L’articolo 117 attribuiva inizialmente alle Stato competenza esclusiva in materia di organizzazione sanitaria nel rispetto dell’articolo 32 della Costituzione, mentre alle Regioni restava il compito di “emanare .. norme legislative.. in materia di assistenza sanitaria e ospedaliera….”.
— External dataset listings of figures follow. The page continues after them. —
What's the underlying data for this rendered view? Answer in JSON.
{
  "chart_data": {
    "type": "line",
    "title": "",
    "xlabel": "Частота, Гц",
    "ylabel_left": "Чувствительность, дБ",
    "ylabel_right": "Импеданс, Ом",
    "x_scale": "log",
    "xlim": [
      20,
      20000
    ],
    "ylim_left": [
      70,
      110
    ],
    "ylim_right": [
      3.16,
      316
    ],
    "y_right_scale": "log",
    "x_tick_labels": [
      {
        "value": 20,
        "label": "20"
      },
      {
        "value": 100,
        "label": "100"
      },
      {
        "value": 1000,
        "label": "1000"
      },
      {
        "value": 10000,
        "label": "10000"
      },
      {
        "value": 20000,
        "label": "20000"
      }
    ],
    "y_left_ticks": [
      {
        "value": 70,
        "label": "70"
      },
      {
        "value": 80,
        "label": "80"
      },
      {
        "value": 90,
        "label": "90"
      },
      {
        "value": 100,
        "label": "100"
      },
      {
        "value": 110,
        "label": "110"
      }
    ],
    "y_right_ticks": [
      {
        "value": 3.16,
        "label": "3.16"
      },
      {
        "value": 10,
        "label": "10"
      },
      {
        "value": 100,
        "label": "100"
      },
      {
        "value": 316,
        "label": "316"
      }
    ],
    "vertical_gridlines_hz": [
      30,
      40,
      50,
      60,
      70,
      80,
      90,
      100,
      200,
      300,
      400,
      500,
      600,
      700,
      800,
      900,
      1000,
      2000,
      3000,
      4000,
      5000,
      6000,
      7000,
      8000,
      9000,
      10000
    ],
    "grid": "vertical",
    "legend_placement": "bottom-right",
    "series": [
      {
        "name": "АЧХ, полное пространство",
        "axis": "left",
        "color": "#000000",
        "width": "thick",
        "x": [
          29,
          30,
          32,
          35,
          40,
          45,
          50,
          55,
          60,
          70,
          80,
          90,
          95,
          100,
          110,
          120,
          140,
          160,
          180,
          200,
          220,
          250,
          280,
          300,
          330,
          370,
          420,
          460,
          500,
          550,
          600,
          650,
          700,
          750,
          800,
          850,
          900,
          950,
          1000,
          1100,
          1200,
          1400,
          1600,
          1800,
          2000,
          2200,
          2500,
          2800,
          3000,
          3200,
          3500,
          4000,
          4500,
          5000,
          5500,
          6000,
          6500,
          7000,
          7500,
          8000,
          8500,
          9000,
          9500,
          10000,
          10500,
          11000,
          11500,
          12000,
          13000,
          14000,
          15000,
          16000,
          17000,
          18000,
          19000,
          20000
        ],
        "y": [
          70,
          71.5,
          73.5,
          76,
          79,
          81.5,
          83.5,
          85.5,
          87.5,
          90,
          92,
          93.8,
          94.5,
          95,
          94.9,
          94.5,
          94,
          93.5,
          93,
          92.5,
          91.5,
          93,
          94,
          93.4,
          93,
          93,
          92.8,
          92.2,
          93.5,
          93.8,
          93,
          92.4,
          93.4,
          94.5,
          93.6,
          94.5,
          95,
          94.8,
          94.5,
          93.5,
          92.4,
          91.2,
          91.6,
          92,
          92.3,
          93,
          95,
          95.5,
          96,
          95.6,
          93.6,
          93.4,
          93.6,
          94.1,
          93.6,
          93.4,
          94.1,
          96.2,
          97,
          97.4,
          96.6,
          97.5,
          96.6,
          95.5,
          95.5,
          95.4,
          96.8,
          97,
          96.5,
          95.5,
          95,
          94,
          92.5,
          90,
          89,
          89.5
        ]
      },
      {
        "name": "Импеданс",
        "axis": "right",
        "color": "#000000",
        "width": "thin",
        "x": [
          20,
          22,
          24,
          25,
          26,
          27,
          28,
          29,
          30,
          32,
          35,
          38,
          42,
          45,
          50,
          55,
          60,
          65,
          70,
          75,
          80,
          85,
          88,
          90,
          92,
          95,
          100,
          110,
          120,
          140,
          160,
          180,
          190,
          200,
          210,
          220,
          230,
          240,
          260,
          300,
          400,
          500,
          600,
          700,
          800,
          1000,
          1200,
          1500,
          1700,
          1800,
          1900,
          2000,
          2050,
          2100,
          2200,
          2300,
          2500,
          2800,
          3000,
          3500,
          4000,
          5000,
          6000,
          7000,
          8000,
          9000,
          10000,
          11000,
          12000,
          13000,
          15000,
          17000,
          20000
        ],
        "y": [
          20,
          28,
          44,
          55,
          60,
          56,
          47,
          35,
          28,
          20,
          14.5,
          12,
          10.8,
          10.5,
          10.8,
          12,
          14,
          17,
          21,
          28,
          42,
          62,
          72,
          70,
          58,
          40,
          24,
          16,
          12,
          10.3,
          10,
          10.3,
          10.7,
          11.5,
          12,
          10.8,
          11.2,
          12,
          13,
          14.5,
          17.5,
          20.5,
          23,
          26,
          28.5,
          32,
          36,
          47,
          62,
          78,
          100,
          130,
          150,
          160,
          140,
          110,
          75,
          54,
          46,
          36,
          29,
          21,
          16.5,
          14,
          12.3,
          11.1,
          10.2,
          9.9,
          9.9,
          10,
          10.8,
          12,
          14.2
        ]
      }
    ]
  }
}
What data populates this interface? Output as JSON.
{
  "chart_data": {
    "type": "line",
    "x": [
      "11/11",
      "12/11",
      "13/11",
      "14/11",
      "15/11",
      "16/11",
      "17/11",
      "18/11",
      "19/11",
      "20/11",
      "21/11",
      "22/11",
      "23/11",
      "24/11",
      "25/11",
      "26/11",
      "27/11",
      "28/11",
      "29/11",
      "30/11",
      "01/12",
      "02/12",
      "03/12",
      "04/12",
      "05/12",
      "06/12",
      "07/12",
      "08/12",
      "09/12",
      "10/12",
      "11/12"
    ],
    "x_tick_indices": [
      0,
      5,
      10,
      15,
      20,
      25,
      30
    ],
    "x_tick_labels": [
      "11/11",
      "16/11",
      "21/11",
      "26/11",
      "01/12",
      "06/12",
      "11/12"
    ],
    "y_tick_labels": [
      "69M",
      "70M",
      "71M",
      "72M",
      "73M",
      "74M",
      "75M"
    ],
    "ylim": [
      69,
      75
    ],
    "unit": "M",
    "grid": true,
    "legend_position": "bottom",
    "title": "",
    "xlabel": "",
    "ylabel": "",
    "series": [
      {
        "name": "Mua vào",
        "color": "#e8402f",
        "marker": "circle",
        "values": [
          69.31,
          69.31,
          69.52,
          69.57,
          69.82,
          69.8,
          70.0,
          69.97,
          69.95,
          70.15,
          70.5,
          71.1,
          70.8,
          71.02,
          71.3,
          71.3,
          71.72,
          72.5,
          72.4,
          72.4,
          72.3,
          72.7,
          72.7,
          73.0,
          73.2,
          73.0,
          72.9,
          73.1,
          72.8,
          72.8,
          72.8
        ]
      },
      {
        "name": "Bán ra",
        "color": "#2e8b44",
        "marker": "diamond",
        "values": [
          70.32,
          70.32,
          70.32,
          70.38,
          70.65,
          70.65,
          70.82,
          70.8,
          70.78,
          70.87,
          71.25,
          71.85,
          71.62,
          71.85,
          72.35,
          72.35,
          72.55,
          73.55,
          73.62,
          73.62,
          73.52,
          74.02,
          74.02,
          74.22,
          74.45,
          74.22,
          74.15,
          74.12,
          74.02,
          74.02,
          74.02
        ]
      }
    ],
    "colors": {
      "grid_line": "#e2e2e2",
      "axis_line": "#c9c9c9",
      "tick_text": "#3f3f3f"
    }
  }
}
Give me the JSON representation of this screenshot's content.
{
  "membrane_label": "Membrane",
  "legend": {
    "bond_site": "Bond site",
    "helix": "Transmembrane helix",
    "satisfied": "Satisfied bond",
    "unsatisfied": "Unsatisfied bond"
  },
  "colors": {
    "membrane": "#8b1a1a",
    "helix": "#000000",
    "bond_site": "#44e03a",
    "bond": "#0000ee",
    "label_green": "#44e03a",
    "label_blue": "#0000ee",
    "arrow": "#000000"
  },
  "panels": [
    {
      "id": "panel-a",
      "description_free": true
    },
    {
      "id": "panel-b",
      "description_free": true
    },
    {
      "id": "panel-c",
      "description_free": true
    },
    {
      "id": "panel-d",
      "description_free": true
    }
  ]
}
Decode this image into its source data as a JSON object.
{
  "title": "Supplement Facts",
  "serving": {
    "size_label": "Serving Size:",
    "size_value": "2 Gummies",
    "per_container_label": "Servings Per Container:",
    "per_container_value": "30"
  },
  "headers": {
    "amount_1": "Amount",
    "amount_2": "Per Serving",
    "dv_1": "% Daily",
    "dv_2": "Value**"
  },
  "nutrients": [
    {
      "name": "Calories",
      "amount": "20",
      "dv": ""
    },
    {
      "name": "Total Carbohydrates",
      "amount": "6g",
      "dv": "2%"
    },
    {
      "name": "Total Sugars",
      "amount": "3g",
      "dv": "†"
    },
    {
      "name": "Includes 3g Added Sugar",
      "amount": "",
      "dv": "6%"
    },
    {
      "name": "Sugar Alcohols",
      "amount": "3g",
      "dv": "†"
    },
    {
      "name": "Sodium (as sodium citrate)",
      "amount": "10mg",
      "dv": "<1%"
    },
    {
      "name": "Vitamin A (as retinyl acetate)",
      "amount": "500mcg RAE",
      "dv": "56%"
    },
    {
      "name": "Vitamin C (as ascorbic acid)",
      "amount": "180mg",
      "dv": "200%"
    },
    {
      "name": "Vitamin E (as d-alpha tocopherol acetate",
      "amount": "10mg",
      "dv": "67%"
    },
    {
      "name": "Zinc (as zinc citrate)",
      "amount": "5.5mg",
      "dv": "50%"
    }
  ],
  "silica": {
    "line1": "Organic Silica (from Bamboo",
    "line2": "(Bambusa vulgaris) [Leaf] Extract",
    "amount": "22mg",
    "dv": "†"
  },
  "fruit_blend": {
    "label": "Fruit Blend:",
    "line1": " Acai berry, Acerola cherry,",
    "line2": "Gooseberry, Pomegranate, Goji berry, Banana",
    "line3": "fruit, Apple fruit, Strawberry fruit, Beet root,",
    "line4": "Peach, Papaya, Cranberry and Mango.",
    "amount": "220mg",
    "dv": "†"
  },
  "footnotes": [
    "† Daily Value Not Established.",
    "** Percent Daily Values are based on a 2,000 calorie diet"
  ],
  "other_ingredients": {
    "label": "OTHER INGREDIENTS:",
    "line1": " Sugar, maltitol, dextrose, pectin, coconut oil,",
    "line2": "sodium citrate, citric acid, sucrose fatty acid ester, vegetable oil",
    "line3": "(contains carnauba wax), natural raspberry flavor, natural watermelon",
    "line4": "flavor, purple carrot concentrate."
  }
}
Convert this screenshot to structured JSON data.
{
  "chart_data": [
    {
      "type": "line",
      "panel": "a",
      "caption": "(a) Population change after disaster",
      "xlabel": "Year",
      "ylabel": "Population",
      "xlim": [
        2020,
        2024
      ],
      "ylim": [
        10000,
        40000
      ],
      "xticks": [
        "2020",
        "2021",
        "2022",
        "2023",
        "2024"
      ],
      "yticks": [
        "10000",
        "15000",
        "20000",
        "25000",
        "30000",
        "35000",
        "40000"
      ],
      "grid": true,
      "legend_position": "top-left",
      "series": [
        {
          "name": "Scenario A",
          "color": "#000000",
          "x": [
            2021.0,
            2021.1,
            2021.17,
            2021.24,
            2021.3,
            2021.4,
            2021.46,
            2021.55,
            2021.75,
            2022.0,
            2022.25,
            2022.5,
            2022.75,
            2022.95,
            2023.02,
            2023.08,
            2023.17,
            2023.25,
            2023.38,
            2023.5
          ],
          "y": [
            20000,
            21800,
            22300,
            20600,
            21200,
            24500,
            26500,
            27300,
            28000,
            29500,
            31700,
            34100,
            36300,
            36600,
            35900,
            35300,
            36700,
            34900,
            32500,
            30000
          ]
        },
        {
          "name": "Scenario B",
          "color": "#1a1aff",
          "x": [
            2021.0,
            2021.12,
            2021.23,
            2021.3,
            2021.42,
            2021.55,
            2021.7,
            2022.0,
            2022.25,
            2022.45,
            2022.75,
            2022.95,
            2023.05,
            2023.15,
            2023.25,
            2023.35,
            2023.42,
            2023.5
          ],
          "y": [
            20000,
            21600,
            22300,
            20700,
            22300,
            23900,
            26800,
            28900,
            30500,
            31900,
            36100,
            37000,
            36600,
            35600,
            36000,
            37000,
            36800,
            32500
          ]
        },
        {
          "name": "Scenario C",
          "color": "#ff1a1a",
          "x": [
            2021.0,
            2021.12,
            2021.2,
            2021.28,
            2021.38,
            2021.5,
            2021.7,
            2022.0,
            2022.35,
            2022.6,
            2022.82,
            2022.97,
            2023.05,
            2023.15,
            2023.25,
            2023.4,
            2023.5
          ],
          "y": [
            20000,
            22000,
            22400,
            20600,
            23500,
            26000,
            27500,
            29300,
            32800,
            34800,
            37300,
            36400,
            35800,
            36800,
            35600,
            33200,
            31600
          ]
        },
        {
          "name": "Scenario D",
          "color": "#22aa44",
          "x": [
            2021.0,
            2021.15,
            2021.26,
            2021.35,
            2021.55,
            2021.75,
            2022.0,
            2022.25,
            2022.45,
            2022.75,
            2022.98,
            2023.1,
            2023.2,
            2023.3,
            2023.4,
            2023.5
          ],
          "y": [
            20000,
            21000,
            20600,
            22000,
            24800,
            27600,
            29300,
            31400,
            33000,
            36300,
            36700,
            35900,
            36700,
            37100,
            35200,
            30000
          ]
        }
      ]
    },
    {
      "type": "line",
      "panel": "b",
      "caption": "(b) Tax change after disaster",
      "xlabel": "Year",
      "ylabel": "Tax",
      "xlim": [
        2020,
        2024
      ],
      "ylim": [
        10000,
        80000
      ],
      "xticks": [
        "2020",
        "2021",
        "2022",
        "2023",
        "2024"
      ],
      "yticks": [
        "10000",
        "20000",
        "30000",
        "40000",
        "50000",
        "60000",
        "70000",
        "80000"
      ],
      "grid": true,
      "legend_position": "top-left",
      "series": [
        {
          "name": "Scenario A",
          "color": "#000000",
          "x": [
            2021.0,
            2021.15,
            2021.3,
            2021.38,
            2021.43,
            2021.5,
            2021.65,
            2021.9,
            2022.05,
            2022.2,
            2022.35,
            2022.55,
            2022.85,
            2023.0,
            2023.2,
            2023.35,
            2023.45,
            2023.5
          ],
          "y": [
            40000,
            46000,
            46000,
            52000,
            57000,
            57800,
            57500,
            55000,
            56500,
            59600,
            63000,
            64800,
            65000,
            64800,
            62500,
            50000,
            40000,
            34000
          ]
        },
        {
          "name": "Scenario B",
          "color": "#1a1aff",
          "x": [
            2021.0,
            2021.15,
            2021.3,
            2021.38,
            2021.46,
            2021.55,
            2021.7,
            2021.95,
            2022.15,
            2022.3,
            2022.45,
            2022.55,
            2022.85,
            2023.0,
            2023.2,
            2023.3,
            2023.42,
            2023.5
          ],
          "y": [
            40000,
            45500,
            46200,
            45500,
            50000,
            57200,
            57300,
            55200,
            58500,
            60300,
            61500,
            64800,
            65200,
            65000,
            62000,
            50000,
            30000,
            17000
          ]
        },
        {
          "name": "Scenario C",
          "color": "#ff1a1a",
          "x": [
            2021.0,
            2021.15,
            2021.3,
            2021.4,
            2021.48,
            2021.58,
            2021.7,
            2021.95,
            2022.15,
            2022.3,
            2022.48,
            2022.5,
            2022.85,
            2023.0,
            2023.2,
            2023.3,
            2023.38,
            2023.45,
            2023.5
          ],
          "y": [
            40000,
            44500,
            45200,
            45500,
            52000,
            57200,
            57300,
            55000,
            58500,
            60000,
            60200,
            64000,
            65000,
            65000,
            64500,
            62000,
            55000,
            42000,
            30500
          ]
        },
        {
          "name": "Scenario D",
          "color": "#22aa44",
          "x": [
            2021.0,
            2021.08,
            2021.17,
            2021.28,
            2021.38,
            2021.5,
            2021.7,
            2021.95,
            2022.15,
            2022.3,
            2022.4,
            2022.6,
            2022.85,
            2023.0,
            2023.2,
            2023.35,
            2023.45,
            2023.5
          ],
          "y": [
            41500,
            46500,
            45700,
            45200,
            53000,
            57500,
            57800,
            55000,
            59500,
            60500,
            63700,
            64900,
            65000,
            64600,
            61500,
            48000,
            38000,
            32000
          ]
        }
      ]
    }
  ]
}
Nel 2002 la riforma “La Loggia" del Titolo V della Costituzione introduce il concetto di legislazione ripartita. Lo Stato e le Regioni, cioè, per le materie che non possono essere assegnate in modo totale e assoluto alla competenza esclusiva dell’uno o delle altre, potranno legiferare sempre in modo esclusivo, ma ciascuno per un preciso ambito. Lo Stato legifererà, sempre in modo esclusivo, in materia di tutela della salute (che nell’attuale è tra gli ambiti a legislazione concorrente), ma ogni Regione potrà organizzare il servizio sanitario come meglio crede. La riforma, tuttavia, forse per la sua affrettata e non condivisa
approvazione in fine Legislatura, che ha impedito una valutazione
approfondita. La principale carenze è stata individuata nella persistenza di una vasta area di competenze legislative concorrenti, fonte di molteplici conflitti demandati alla decisione della Corte costituzionale, con una conseguente
crescita esponenziale del contenzioso costituzionale.
Da ultimo il presentarsi sul panorama nazionale della crisi mondiale, che ha più riprese ha minato i capisaldi del mercato economico finanziaro costringendo a ripensare a nuove logiche, ha reso molto meno certo il principio di fattibilità proprio della riforma saitaria fin qui attuata.
Il federalismo secondo Cei e laicato cattolico nelle attuali condizioni politico-istituzionali, non garantirebbe il principio di sussidiarietà. questo comporterebbe dosi massicce di uniformità anche per i territori fiscalmente autosufficienti, rimettendo in moto un meccanismo centralistico che non farebbe crescere poteri e responsabilità, rendendo un servizio incerto al principio di solidarietà e dimenticando i pregi sistemici del principio di sussidiarietà. la garanzia dei livelli essenziali delle prestazioni su tutto il territorio nazionale verrebbero ipotecati. La strade appare quindi ancora molto lunga e solo le scelte politiche dei prossimi anni ci potranno dire se questa idea del federalismo sanitario avrà ragione di esistere.